Episode #51: MP - Sensory Flooding from Seeing Autism due out Summer 2021

Episode #51: MP - Sensory Flooding from Seeing Autism due out Summer 2021

Hello Synergy Autism Podcast listeners! I am so happy you are here. I have gotten some really good feedback on my podcasts, people are seeming to like the short and sweet nature of these mini-podcasts I am doing for 2021.

A couple of weeks ago, I did a podcast on The ABA Controversy or the controversy around Applied Behavior Analysis which has received some good accolades. So, if you missed it, please check it out. And today, I am going to give you another sneak peek into my upcoming book: Seeing Autism: Connection Through Understanding. This except i am about to read is on the experience of sensory flooding that so many autists find to be a part of everyday life for themselves. I have other podcasts on this subject, too, if you find it interesting. One is called “Riding High” that if you like today’s reading, you might find that podcast helpful as well.

Here goes….SENSORY FLOODING

For years people assumed that autistic people did not feel emotions in themselves or recognize them in others. By consulting with autistic adults, we now know this may be the exact opposite of the truth. They actually feel emotions more intensely than many of us. It is the ability to organize and make sense of those emotions in themselves and others that is confusing and overwhelming, causing them to either shut down or have what seem like overreactions.

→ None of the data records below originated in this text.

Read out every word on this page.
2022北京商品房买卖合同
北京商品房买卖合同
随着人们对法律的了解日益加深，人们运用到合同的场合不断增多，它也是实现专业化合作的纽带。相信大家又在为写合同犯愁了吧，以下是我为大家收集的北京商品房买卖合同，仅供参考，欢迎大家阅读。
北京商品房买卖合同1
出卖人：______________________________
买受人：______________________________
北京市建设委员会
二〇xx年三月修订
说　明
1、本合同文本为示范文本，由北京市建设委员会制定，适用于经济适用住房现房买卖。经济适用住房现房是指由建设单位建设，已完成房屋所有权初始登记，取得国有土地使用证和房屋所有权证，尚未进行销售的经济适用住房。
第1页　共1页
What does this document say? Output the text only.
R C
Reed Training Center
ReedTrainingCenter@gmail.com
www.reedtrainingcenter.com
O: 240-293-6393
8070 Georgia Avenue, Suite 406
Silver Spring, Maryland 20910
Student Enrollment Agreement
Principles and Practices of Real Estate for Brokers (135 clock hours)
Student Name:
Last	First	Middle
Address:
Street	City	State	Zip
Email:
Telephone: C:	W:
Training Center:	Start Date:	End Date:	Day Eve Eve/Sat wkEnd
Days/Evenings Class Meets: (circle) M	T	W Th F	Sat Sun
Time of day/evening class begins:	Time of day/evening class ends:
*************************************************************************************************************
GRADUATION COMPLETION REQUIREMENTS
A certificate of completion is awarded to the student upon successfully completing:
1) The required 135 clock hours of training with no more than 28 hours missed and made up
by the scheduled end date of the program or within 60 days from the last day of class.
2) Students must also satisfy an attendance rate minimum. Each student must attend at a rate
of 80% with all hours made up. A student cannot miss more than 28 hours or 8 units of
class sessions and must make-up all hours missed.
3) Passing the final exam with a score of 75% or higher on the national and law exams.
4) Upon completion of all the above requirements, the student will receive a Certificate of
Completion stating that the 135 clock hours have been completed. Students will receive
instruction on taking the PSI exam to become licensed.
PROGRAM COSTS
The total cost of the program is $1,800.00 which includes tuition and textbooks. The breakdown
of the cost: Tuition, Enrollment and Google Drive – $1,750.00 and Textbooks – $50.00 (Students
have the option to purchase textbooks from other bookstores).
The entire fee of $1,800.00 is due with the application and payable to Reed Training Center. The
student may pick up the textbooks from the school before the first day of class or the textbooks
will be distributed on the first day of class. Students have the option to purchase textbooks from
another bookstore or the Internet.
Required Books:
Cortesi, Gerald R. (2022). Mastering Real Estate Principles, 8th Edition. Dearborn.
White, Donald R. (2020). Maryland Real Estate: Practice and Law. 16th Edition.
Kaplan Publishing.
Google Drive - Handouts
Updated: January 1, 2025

A young child, for example, may quickly get overwhelmed by sensory input and emotions. The parent’s well-intentioned sound effects and words combine with the child’s own stress level and may add to the overwhelm rather than alleviate it. A kind and otherwise generous child may not be able to attend to a peer who is upset due to the onslaught of sensory and social information happening around them. Instead this child may use behaviors that challenge themselves or others to regain clarity and temporary control. A teen or adult may retreat to their room rather than being able to figure out how to manage their own internal emotional rollercoaster. Add your frustration or disappointment to the mix, and the teen or adult goes into full shutdown mode.

A man I have coached for approximately one year is exploring how we “feel” other people’s emotions. He is a very logical and concrete thinker, so he is not prone to simply believing that something happens due to its magical or spiritual qualities. He wants to figure out why and how he is overwhelmed by other people’s emotional states. He describes his experience as taking in enormous amounts of detailed information around him constantly. The information includes people’s facial expressions, gestures, and postures, in addition to the visual and auditory clutter that surrounds us at all times. The lights, sounds, colors, and movements around us result in a cacophony of sensory information.

He uses an analogy to explain his experience: a computer would overheat under these circumstances and stop working. He posits that he is simply taking in too much sensory information for his own system to manage, prioritize, and organize efficiently.

So in keeping with this understanding that people with autism are commonly and especially sensitive to the detailed information around them while being unable to successfully prioritize and manage it, we must pay particular attention to the elements we add as their partners. Your stress, your tension, and your low expectations of the autistic individual probably only add to that flood of sensory and emotional information. If you wish to engage, partner, and guide someone on the autism spectrum, your ability to be and stay regulated when engaging is critical. If you are anxious or overwhelmed, your partner in the interaction may react to that anxiety before you even have a chance to open your mouth to mitigate. Your emotions can be felt as “noise” that comes in as chaotic and difficult to manage.

I’d like for you to imagine starting your day with a full cup of coffee, water, or tea. Each day we hopefully have been refreshed with sleep, which represents our restart, our full cup. As we go through the day, situations arise that require us to drink from that cup. These situations are neither positive nor negative; they are simply situations that our minds and bodies manage. We get dressed; we take a sip. We gather up our essentials for the day, and we take another sip. But then we are a little late for work, the news on the radio is upsetting, or the radio announcer’s voice is slightly annoying. Oof. Take a big sip. We are already looking at the bottom of our cup. It is almost empty. We sit down in our comfy chair ready to work. We turn on our computer, and it crashes, showing us only a pixelated screen (yes, this might have happened in the middle of writing this book). We sit back in our chair and drink the rest of the contents of our cup trying to think of what to do next. But then we are spent. We are depleted. Feelings of anxiety creep in as we realize our deadlines won’t be met and our online appointments will all need to be shifted. We are so overwhelmed with the new and added responsibilities that we stare at the computer screen, frozen.

That depleted and overwhelmed feeling is familiar to a lot of us, but for people with autism, it reportedly happens regularly, maybe all of the time. Both autistics and neurotypicals need to figure out what works for us to rejuvenate or refill our cups throughout the day or week to be at our best. When we are depleted, our decision-making capacity and ability to take action are severely limited.


Thank you for listening to this excerpt from Seeing Autism: Connection Through Understanding due out this summer.